馮妙蓮這才注意到他身后的兩名太監,一人捧著一個錦盒。看樣子是給馮皇后的賞賜。他是往皇后宮去的。
馮皇后教導有方,宮里上下美名傳揚,馮妙蓮知道。所以他賞賜她也是正常的。所以馮皇后敢于三令五申,要動手了,也是正常的。
空氣一時很沉默。
“馮昭儀,你這些日子還在堅持治療么?”
治療?
熏烤?
或者其他的?
她搖搖頭,很坦然:“不!我沒有了。我覺得沒什么用處,也用不著。那種熏烤之道,無非是空穴來風。”
他似要發怒,但是發怒也無從怒起,只好作罷。
她忽然上前一步。
他下意識地看著她,驚訝極了。
她的聲音有點兒急切,“陛下,我想求你一件事情。”
“何事?”
“我想要一匹馬。”
他睜大了眼睛。
為什么要馬?
一個女人要馬干什么?
“我實在是無以消磨時間,所以想有一匹馬,陛下請放心,我就在御花園外的跑馬道上騎騎,絕不會亂跑……”

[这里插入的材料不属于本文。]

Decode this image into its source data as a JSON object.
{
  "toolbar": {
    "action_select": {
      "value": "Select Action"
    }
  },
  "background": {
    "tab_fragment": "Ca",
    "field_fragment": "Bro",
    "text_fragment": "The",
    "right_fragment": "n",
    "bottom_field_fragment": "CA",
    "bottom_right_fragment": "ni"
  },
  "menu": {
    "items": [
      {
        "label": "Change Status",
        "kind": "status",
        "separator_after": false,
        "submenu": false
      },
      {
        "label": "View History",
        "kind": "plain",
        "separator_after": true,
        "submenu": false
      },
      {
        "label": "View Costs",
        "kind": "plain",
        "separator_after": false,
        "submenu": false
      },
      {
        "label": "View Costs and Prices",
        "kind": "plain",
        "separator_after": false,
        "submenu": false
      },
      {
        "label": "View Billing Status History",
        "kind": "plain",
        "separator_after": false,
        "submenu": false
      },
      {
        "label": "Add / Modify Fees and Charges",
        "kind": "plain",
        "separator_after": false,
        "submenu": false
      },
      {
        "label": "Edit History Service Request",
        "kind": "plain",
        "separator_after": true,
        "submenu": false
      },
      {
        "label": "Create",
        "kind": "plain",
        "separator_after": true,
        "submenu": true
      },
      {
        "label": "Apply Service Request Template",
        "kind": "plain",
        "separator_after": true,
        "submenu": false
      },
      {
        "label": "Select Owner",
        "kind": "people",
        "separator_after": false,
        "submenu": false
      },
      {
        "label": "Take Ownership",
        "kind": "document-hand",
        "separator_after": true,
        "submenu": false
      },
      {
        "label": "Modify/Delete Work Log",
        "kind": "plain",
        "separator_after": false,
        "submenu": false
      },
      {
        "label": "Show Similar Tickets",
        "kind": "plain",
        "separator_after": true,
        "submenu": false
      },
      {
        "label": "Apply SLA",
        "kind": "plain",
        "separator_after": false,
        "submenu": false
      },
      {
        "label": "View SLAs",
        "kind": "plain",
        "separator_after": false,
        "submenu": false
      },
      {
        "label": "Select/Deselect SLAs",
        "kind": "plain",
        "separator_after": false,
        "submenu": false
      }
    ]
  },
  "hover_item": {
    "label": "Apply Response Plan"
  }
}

皇家園林自來就有專門的跑馬場。但是,女眷去使用的很少。
拓跋宏沉吟了一下,雖然這是不合規矩的,但是以前太后也經常用跑馬道,在妙蓮的少女時代經常陪著太后一起騎馬。到太后去世后,她就不曾單獨行動過了。
“好吧,就給你一匹馬。”
馮妙蓮大喜過望。
“多謝陛下!多謝多謝!臣妾告退。”
她拿著手里的一把道具木劍離去。
是向著昭陽殿的風向,背影輕盈,顯得非常精神。
直到她的背影徹底消失了,拓跋宏才若有所思,又往馮皇后宮中去了。
朔望拜見皇后,馮昭儀依舊沒去。
朔日。
一大早,皇后宮中井然有序,誰也不敢麻痹大意。